Me refiero a Una soledad demasiado ruidosa, la novela corta del escritor checo Bohumil Hrabal (1914-1997), editada por primera vez en Praga en 1976 bajo ese sistema rudimentario y clandestino que era propio de la Unión Soviética y de los países europeos situados al este de la Cortina de Hierro: el “samizdat”. El relato, en efecto, trata sobre un hombre mayor que, en cierto sentido, se cree el último bibliófilo que hay, lo cual es curioso porque en esa pasada columna citaba el ensayo “Desempacando mi biblioteca”, de Walter Benjamin, en el que éste sostiene que el auténtico coleccionista de libros es ya (y lo dice en 1931) no sólo un tipo humano que lleva una vida desacreditada, sino que está en vías de extinción.
El protagonista de Una soledad demasiado ruidosa es un obrero que lleva 35 años trabajando en la misma empresa como prensador de papel usado y de libros de viejo o que nunca han circulado (en este último caso, debido a la censura), y es esa labor la que le ha permitido convertirse en un lector voraz y en un insaciable coleccionista de libros, de modo que su apartamento “está lleno a reventar de libros y más libros”, y los tiene hasta en la cocina y en el cuarto de baño. Para adquirir esa desmesurada biblioteca, Hanta (que tal es su nombre, adaptado a la grafía del español, pues la original checa es “Haňťa”) recurre a un procedimiento similar a uno considerado apropiado por Benjamin en el ensayo citado: “Pedir un libro en préstamo sin que éste tenga su correspondiente devolución”. De entre la gran masa de material que recibe en su trabajo, Hanta selecciona día a día uno o varios libros que le resultan preciosos y, salvándolos de la fuerza destructiva de su vieja prensa, se los lleva a casa en su cartera, tan indiferente a la ilicitud del acto como el prestatario del que habla el filósofo alemán.

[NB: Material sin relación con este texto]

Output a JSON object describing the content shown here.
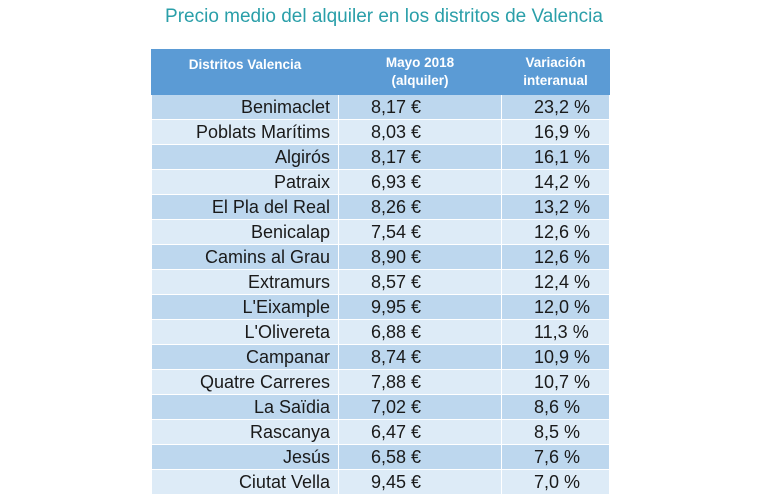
{
  "title": "Precio medio del alquiler en los distritos de Valencia",
  "table": {
    "headers": [
      "Distritos Valencia",
      "Mayo 2018 (alquiler)",
      "Variación interanual"
    ],
    "header_lines": {
      "col1": "Distritos Valencia",
      "col2_line1": "Mayo 2018",
      "col2_line2": "(alquiler)",
      "col3_line1": "Variación",
      "col3_line2": "interanual"
    },
    "rows": [
      {
        "district": "Benimaclet",
        "price": "8,17 €",
        "variation": "23,2 %"
      },
      {
        "district": "Poblats Marítims",
        "price": "8,03 €",
        "variation": "16,9 %"
      },
      {
        "district": "Algirós",
        "price": "8,17 €",
        "variation": "16,1 %"
      },
      {
        "district": "Patraix",
        "price": "6,93 €",
        "variation": "14,2 %"
      },
      {
        "district": "El Pla del Real",
        "price": "8,26 €",
        "variation": "13,2 %"
      },
      {
        "district": "Benicalap",
        "price": "7,54 €",
        "variation": "12,6 %"
      },
      {
        "district": "Camins al Grau",
        "price": "8,90 €",
        "variation": "12,6 %"
      },
      {
        "district": "Extramurs",
        "price": "8,57 €",
        "variation": "12,4 %"
      },
      {
        "district": "L'Eixample",
        "price": "9,95 €",
        "variation": "12,0 %"
      },
      {
        "district": "L'Olivereta",
        "price": "6,88 €",
        "variation": "11,3 %"
      },
      {
        "district": "Campanar",
        "price": "8,74 €",
        "variation": "10,9 %"
      },
      {
        "district": "Quatre Carreres",
        "price": "7,88 €",
        "variation": "10,7 %"
      },
      {
        "district": "La Saïdia",
        "price": "7,02 €",
        "variation": "8,6 %"
      },
      {
        "district": "Rascanya",
        "price": "6,47 €",
        "variation": "8,5 %"
      },
      {
        "district": "Jesús",
        "price": "6,58 €",
        "variation": "7,6 %"
      },
      {
        "district": "Ciutat Vella",
        "price": "9,45 €",
        "variation": "7,0 %"
      }
    ]
  },
  "colors": {
    "title": "#2a9fa9",
    "header_bg": "#5b9bd5",
    "row_dark": "#bdd7ee",
    "row_light": "#ddebf7"
  }
}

La novela de Hrabal presenta una solución estética seductora: sin apenas trama, narrada en primera persona en un discurso muy próximo al monólogo interior, se caracteriza, por un lado, por el uso de la repetición como recurso poético (hay frases que funcionan a lo largo del relato a modo de estribillos y el último capítulo es poco menos que un mosaico compuesto por una multiplicidad de enunciados formulados en los capítulos precedentes); y por otro lado, por la combinación de episodios objetivos con aparaciones visionarias, fantasías y alucinaciones e imágenes surrealistas.
Hanta, nuestro bibliófilo solitario y marginal, termina siendo desterrado de su paraíso por la llegada de un nuevo orden de las cosas, representado en las brigadas de trabajo socialista, que conllevan el uso de una tecnología más avanzada y el aumento de la productividad. Despedido de su trabajo, que es concebido por él con un sentido artístico y como fuente de belleza y conocimiento, es remplazado por un grupo de jóvenes prensadores incultos, filisteos, espiritualmente asépticos, interesados sólo en el mero rendimiento laboral. Es entonces cuando Hanta siente que es el último espécimen de un mundo a punto de desaparecer: el de los lectores para quienes los libros son objetos amados.
Es significativo que el jefe de la empresa le asigne un nuevo puesto en el cual sólo va a envolver papel blanco, “papel inmaculado, inhumanamente limpio y blanco”. Este hecho nos permite ver que no sólo el escritor, sino también el lector, aun en mayor grado, puede verse abocado al peor de los terrores: el terror de la página en blanco.